The cemetery hillside
Across generations
The Rielingshausen WWI/WWII memorial wall. Three tablets: the 1914–18 dead on left and right, the 1939–45 dead in the center. Wildermuth names appear repeatedly across all three — Wilh., Karl, Ernst, Hermann, Albert, Walter, Rudolf, and others. This is the document Robert Earl's 1989 manuscript referred to when it noted '23 Wildermuths' on the village memorial.
Alignment: No 1992 frame of the memorial wall exists in the family archive; Chuck's 2018 frame is the first.
A steep hillside cemetery behind the village church, where the Wildermuths who did not emigrate are buried. The graves are hand-carved, the older ones eroding past legibility.

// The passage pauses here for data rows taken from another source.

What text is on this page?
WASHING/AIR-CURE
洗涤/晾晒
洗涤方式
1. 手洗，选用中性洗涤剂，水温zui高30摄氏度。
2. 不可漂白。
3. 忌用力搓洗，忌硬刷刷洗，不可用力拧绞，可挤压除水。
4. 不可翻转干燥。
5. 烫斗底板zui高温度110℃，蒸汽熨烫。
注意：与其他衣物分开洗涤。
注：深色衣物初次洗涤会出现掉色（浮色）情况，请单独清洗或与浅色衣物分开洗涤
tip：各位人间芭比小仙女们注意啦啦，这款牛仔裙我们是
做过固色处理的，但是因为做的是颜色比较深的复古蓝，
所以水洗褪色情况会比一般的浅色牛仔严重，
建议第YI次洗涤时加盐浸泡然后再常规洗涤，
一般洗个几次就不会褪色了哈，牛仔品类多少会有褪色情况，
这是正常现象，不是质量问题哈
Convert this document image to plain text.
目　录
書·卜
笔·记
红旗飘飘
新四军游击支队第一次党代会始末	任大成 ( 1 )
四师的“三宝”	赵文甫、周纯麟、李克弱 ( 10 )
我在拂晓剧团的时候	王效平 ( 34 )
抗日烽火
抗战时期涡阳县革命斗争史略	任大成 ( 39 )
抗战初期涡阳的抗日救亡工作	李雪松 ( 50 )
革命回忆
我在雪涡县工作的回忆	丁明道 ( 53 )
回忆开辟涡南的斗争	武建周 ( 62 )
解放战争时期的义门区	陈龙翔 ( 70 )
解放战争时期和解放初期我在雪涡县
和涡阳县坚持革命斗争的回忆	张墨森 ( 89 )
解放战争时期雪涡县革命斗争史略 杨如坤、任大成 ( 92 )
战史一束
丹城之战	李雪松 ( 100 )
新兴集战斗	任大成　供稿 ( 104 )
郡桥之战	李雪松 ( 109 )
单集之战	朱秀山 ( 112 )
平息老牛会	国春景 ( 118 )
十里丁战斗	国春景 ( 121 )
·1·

Set into the churchyard wall is the village’s First and Second World War memorial — three brown stone tablets recording the village dead. Chuck’s 2018 frame brings the names into legibility: the 1914–1918 tablet lists, among others, Wildermuth Wilhelm (30.8), Wildermuth Karl (multiple, on multiple dates), Wildermuth Ernst (7.12), Wildermuth Hermann, Wildermuth Rudolf, Wildermuth Hugo — and the 1939–1945 tablet in the center adds Wildermuth Ernst, Wildermuth Albert (26.6), Wildermuth Walter (11.5), among others. Robert Earl’s count of “23 Wildermuths” on the memorial appears to be conservative.
This wall and the hillside graves above it are the village’s documentation of what staying cost.